It is becoming increasingly clear that government schools have failed. SAT scores are low, dropout rates are staggeringly high, and violence is often rampant.
In Why Schools Fail, Bruce Goldberg explains the many reasons for the failure of public schooling and offers a prospective remedy to the educational mess in which the United States finds itself.
Goldberg traces the history of public schools and the dominant educational theories of the past 150 years, including behaviorism, progressivism, structuralism, and traditionalism. He argues that all of those theories are flawed because they presume that children are essentially interchangeable and thus can be educated in the same way. To Goldberg, “It is the denial of individuality, the idea that everyone must follow some general plan, that is at the core of the failure of the schools.”

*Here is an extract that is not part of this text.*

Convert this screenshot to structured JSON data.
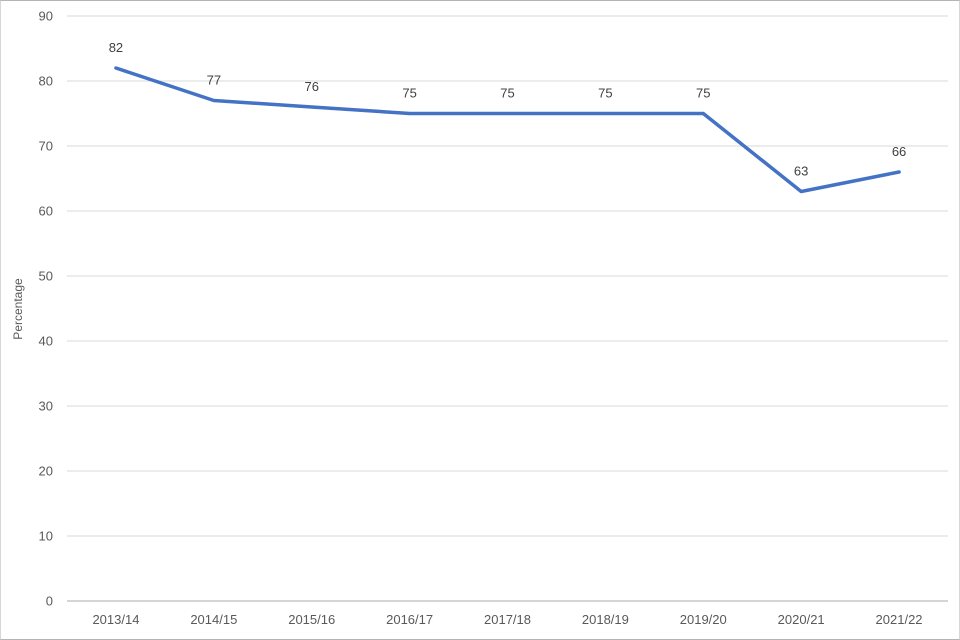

He argues that educators who claim they have “scientific knowledge” of what children need are sorely mistaken. From Horace Mann in the 1840s to Chester Finn and Diane Ravitch in the 1980s, Goldberg contends that such theorists simply do not understand how children learn. There is no one path to intellectual advancement.
Not all children need, or want, to learn Latin, take math for 12 years, or read from a “Great Books” list that, at best, has been randomly compiled. Instead, they should be free to pursue the things that interest them and at which they are adroit. If that were allowed, schooling would no longer be viewed by many children as tortuous and mind‐numbing; it would be considered exciting and productive.
Goldberg argues that such a scenario is unlikely to develop as long as the public school monopoly remains in place. He writes that the “public school system, despite occasional lip service to the idea, has been at war with individuality.”
If competition were introduced via a system of vouchers, however, the stifling effects of the one‐size‐fits‐all educational approach could be mitigated. While he concedes that there will remain certain private schools that do not appreciate the merits of individualism—such as military academies and many religious schools—he contends that a “system of competing schools will produce a vigorous and thorough discussion of standards, and there is not even a remote chance of that happening in the present system.” With competition “there will not be such casual suppression of the character and interests of children in favor of some expert’s personal taste.”
The time has come for society to reappraise the way it educates children. As Goldberg writes, “It is a time to create an environment in which schools will not only operate efficiently but will also, more important, recognize and respond to the fact that children are all different and have different needs. It is time to create an environment that will nurture and encourage individuality instead of treating it as irrelevant.”